Holy cow, there’s a lot going on. Time to play catch-up. Ready? Let’s go:
I just finished a free online class in International Women’s Health and Human Rights through Stanford (they’re going to offer it again, and I HIGHLY recommend it – get on the list here). I learned a lot about the history of these issues in the UN, and specifically about the Millennium Development Goals. Last week, the 2014 Commission on the Status of Women ended “with an agreement that called for the acceleration of progress towards achieving the millennium development goals, and confirming the need for a stand-alone goal on gender equality and women’s empowerment in the set of international targets that will be introduced once they expire in 2015. The agreement also said gender equality must underpin all other goals.” The details are interesting and encouraging, and very much worth a read.
Last week also saw the Hobby Lobby case argued before the Supreme Court. The craziest part of the case, IMHO, is the fact that the entire argument is based on an objection to ACA coverage of IUDs and the morning-after pill, based on the belief that they cause abortion – which they absolutely, undeniably DON’T. (They prevent conception. Hence the word “contra-ception”. Spermy no meet eggy.) Yet this case has risen all the way to the Supreme Court because the owners of Hobby Lobby (and another company) BELIEVE they cause abortion, and that would violate their religious beliefs (never mind that a corporation can’t believe anything.) Anyway, I bring it up to introduce this great piece on our three female Supreme Court Justices, which pounds home the importance of gender parity in all levels of government.
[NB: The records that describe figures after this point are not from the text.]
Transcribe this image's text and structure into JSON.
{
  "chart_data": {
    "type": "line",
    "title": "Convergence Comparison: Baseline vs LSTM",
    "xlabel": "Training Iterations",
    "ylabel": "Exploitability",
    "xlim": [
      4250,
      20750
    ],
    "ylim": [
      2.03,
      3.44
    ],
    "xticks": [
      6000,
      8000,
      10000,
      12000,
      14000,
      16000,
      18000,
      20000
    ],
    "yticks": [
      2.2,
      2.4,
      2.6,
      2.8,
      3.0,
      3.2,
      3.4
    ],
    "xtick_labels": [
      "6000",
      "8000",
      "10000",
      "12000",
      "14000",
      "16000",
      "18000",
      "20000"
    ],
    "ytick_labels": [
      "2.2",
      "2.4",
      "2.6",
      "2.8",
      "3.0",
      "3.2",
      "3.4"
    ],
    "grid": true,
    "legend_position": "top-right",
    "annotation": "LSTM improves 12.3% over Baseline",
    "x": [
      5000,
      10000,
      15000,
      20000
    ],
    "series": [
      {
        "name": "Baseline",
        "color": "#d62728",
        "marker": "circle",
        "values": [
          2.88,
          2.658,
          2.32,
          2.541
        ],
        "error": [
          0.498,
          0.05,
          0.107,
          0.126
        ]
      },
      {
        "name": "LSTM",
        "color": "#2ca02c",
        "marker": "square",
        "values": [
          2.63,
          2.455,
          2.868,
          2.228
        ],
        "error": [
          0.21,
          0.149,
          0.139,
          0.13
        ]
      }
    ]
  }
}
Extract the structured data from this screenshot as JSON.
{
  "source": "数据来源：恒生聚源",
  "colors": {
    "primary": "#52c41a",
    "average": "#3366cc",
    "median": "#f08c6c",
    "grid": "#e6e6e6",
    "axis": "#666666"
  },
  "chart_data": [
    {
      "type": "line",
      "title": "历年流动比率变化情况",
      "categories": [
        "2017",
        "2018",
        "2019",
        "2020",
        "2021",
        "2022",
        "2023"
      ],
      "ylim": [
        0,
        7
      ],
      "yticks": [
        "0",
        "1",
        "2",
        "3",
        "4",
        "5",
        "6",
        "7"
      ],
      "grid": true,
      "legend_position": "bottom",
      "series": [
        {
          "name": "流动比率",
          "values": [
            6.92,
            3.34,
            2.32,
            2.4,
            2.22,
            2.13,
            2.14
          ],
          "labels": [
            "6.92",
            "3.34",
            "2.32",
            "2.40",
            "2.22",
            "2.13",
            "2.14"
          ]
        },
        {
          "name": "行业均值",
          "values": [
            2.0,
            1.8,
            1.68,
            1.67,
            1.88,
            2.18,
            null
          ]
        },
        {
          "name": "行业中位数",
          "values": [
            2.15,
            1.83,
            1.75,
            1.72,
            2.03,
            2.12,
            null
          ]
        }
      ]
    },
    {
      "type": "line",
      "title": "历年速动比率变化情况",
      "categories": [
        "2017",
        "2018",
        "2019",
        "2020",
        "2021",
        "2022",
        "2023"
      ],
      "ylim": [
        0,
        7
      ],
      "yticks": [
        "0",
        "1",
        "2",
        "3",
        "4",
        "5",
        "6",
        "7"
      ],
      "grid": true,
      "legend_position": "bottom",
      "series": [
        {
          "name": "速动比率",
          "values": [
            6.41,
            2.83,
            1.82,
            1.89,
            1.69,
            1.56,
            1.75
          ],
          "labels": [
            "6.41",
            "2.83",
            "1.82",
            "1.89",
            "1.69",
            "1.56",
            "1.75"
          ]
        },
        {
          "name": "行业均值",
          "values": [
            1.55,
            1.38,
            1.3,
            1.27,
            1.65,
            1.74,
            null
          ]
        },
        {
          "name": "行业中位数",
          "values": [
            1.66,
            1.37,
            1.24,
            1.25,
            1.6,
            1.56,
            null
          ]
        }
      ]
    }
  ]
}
Buzzfeed isn’t just lists of .gifs… They’ve done some important reporting on campus sexual assault; specifically, legal violations serious enough to prompt the federal investigation of a school less than a mile from where I’m sitting right now.
Jimmy Carter has a new book out, ‘A Call to Action’, and in it, he blames selective application of religious dogma for the unconscionable treatment of women and girls around the world. “The most serious and unaddressed worldwide challenge is the deprivation and abuse of women and girls… This claim that women are inferior before God spreads to the secular world to justify gross and sustained acts of discrimination and violence against them… This is not just a women’s issue. It is not confined to the poorest countries. It affects us all.”
And finally, a great article from the Money section of The New York Times about how gender discrimination affects women’s salary negotiations in the workplace. Like most contemporary manifestations of sexism, it’s not overt; rather it’s a combination of learned behavior and double standards that make everyone complicit. The article is a solid step toward becoming aware of how we may be participating unknowingly, and how to stop.
Remember the effort to get Facebook to stop ignoring content containing misogynistic hate speech? Well, after seeing some disappointing reports about their progress, I reached out to WAM!, the organization working with Facebook to implement the necessary changes. They’ve provided an update which I found valuable, and I think you might too.
While you wouldn’t know it from the media coverage, Andy Murray was not the only person to win a Grand Slam title at Wimbledon this weekend – Marion Bartoli did it too. (No, not Mario Batali. I did the same thing.)
This has ramifications in all areas of women’s health – increased likelihood of sexually transmitted infections, depression and other mental illness, alcohol and drug addiction, unwanted pregnancy and abortion, and reproductive problems like low birth weight.
The report suggests the best opportunity to recognize and address domestic violence is often in a health care setting – but heath care practitioners often lack the training required to see the signs, especially in the developing world.
Imagine a study that found 40% of all murdered men were killed by a current or former girlfriend. Even just a woman – any woman. Would have been a pretty huge story. We’d be having a big cultural conversation about what’s gone wrong and what we must do to fix it. But this? Nope.
Kickstarter has apologized, explained their thinking, pledged to change some policies, and is donating $25k to RAINN.
The core of their defense-with-apology is that they’ve never acted quickly to remove a project so close to funding. But the question they don’t answer is what it would take to get them to do so. I suspect if the project was revealed to advocate violence against people of a particular religion, race, or sexual orientation, they would have taken it down; But we’ll never know.
As with Facebook, only time will tell whether this indicates substantive or superficial change. The larger point is that institutional sexism isn’t getting a cultural pass anymore, and if you get caught, you’re not getting out of it.
– Diana Greene Foster, a demographer and an associate professor of obstetrics and gynecology at the University of California, San Francisco, has completed a study on what happens to women who are denied abortions. (Aside from a similar study in the 60s in Czechoslovakia, this is surprisingly unprecedented.) The article is long and detailed and excellent. Spoiler Falert – it doesn’t bode well for mother or child.
– To lighten things up a bit, 6 female scientists to tell you friends and family about. We don’t know about these women because institutional sexism prevented them from being recognized alongside their male peers. (Like, Nobel prizes being awarded to all the men around them, but not to the women… That kind of thing.) Let’s help right that wrong by learning and talking about them.